Der Kapitän nahm sich zusammen, das war klar erkennbar. Für ihn stellte Rogorna nur eine weit, sehr weit, unter ihm im Rang stehende Offizierin dar. Aber eine Offizierin mit Sonderstatus. Sie gehörte zur Leibwache der Mater der Prinzess Majestrix. Das war offenbar Sonderstatus genug, um es ihr zu ermöglichen, hier mit uns am Tisch zu sitzen und nicht für den begangenen Fauxpas gemaßregelt zu werden. Jeder andere Offizier wäre des Tisches verwiesen worden, so gut traute ich mir zu die derolianischen Gepflogenheiten zu kennen.

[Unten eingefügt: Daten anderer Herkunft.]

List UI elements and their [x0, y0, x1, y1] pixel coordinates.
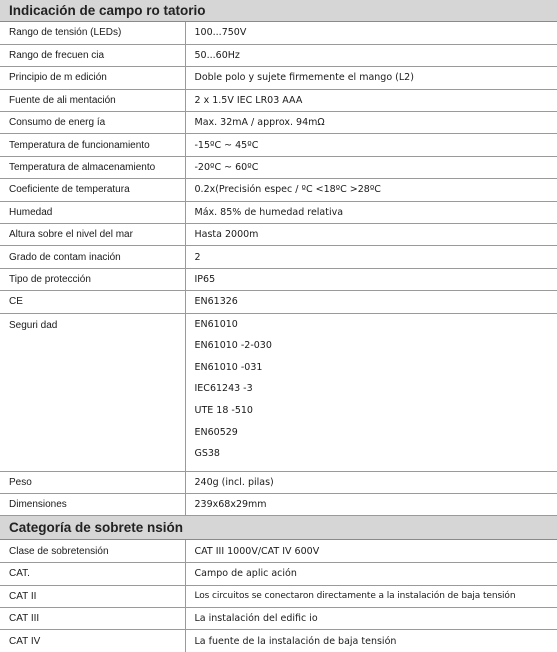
row-value: 2 x 1.5V IEC LR03 AAA — [185, 89, 557, 111]
table-row — [0, 493, 557, 515]
row-value: Hasta 2000m — [185, 224, 557, 246]
row-value: 0.2x(Precisión espec / ºC <18ºC >28ºC — [185, 179, 557, 201]
row-label: Altura sobre el nivel del mar — [0, 224, 185, 246]
row-label: Temperatura de almacenamiento — [0, 156, 185, 178]
table-row — [0, 246, 557, 268]
row-label: Rango de frecuen cia — [0, 44, 185, 66]
table-row — [0, 22, 557, 44]
row-label: Peso — [0, 471, 185, 493]
row-label: CE — [0, 291, 185, 313]
safety-standard: EN61010 -031 — [195, 357, 557, 379]
row-label: Fuente de ali mentación — [0, 89, 185, 111]
table-row — [0, 201, 557, 223]
row-value: 2 — [185, 246, 557, 268]
row-value: Max. 32mA / approx. 94mΩ — [185, 112, 557, 134]
section-title-phase-rotation: Indicación de campo ro tatorio — [0, 0, 557, 22]
table-row — [0, 630, 557, 652]
table-row — [0, 540, 557, 562]
row-value: 239x68x29mm — [185, 493, 557, 515]
row-label: Humedad — [0, 201, 185, 223]
row-value: IP65 — [185, 268, 557, 290]
row-value: La instalación del edific io — [185, 608, 557, 630]
table-row-safety — [0, 313, 557, 471]
row-label: CAT II — [0, 585, 185, 607]
table-row — [0, 67, 557, 89]
row-value: Doble polo y sujete firmemente el mango (L2) — [185, 67, 557, 89]
row-value: La fuente de la instalación de baja tensión — [185, 630, 557, 652]
row-value: -15ºC ~ 45ºC — [185, 134, 557, 156]
row-value-list — [185, 313, 557, 471]
row-label: CAT IV — [0, 630, 185, 652]
table-row — [0, 291, 557, 313]
row-label: CAT. — [0, 563, 185, 585]
table-row — [0, 268, 557, 290]
row-label: Coeficiente de temperatura — [0, 179, 185, 201]
safety-standard: IEC61243 -3 — [195, 378, 557, 400]
row-label: Seguri dad — [0, 313, 185, 471]
safety-standard: GS38 — [195, 443, 557, 465]
table-row — [0, 89, 557, 111]
table-row — [0, 224, 557, 246]
row-value: Máx. 85% de humedad relativa — [185, 201, 557, 223]
table-row — [0, 112, 557, 134]
row-label: Dimensiones — [0, 493, 185, 515]
safety-standard: EN61010 -2-030 — [195, 335, 557, 357]
row-value: 100...750V — [185, 22, 557, 44]
row-value: Los circuitos se conectaron directamente a la instalación de baja tensión — [185, 585, 557, 607]
row-label: CAT III — [0, 608, 185, 630]
row-value: CAT III 1000V/CAT IV 600V — [185, 540, 557, 562]
section-title-overvoltage: Categoría de sobrete nsión — [0, 516, 557, 540]
table-row — [0, 563, 557, 585]
row-value: -20ºC ~ 60ºC — [185, 156, 557, 178]
row-value: Campo de aplic ación — [185, 563, 557, 585]
safety-standard: EN61010 — [195, 314, 557, 336]
table-row — [0, 134, 557, 156]
table-row — [0, 608, 557, 630]
spec-table-phase-rotation — [0, 22, 557, 516]
table-row — [0, 179, 557, 201]
row-value: 50...60Hz — [185, 44, 557, 66]
row-value: 240g (incl. pilas) — [185, 471, 557, 493]
row-label: Consumo de energ ía — [0, 112, 185, 134]
row-label: Tipo de protección — [0, 268, 185, 290]
row-label: Temperatura de funcionamiento — [0, 134, 185, 156]
table-row — [0, 156, 557, 178]
row-value: EN61326 — [185, 291, 557, 313]
row-label: Principio de m edición — [0, 67, 185, 89]
table-row — [0, 44, 557, 66]
safety-standard: EN60529 — [195, 422, 557, 444]
spec-table-overvoltage — [0, 540, 557, 652]
row-label: Rango de tensión (LEDs) — [0, 22, 185, 44]
safety-standard: UTE 18 -510 — [195, 400, 557, 422]
table-row — [0, 585, 557, 607]
row-label: Grado de contam inación — [0, 246, 185, 268]
row-label: Clase de sobretensión — [0, 540, 185, 562]
table-row — [0, 471, 557, 493]
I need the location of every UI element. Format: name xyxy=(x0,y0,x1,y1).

Der Rest des Abends verlief unspektakulär. Das Tischgespräch dümpelte vor sich hin. Drei Gänge und zwei Stunden später verabschiedeten wir uns und Leutnant Rogorna eskortierte uns, zusammen mit den beiden hochbegabten Soldaten, zu unserer Suite.

»Morgen werden wir Derolia erreichen«, sagte sie bei der Verabschiedung. »Die Mater Majestrix wird sie am Nachmittag empfangen.«

Wir fielen fast übergangslos ins Bett. Meinen Annäherungsversuchen begegnete Nadarja mit Kopfschmerzen und einem langen, noch zu verarbeitenden Tag. – Versteh einer die Frauen!

Ich lag noch lange wach.

Wieso hatte Leutnant Rogorna Lysange als Mater Majestrix bezeichnet und nicht als Mater der Prinzess Majestrix? Ich hatte gelernt, bei den Derolianern auf jedes Wort zu achten.